Our research demonstrated that TGF-beta triggers a signal that represses insulin. In our studies, we found that blocking this signal protects mice from obesity and diabetes. It also protected mice from developing the fatty liver that often accompany these conditions. Our findings suggest that modulating TGF-beta might treat these conditions.
Insulin-releasing beta cells
The cell cycle involves an enzyme called Cdk4. Our research shows that this enzyme regulates beta cell mass. The beta cell’s sensitivity to Cdk4 suggests potential diabetes therapies. Our group is investigating the molecular pathways that increase beta cell mass and function.
Glucose regulation and energy homeostasis
Glucose is the main sugar that passes through the gut and into the bloodstream. When an individual has blood glucose (blood sugar) levels that are above the normal range, they are at risk for or have diabetes. Homeostasis is the ability to maintain a constant internal environment in response to environmental changes.

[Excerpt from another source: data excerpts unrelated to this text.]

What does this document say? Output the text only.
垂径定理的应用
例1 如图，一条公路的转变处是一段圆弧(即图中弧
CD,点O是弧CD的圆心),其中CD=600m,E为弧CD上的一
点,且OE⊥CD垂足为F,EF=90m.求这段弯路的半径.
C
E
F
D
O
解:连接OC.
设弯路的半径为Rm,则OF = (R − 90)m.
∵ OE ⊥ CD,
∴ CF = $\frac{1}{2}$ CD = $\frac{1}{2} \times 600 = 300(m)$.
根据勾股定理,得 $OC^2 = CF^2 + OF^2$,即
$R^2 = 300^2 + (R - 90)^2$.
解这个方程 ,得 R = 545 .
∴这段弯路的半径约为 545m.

We study how cell cycle regulators influence both glucose tolerance and homeostasis. We compare cell cycle molecules and biological pathways in obesity and diabetes. To do this, we use mouse models with mutations. Initial findings suggest that multiple cell cycle genes help modulate energy balance. We are testing the role of these molecules in regulating the growth, development and function of organs that regulate glucose levels.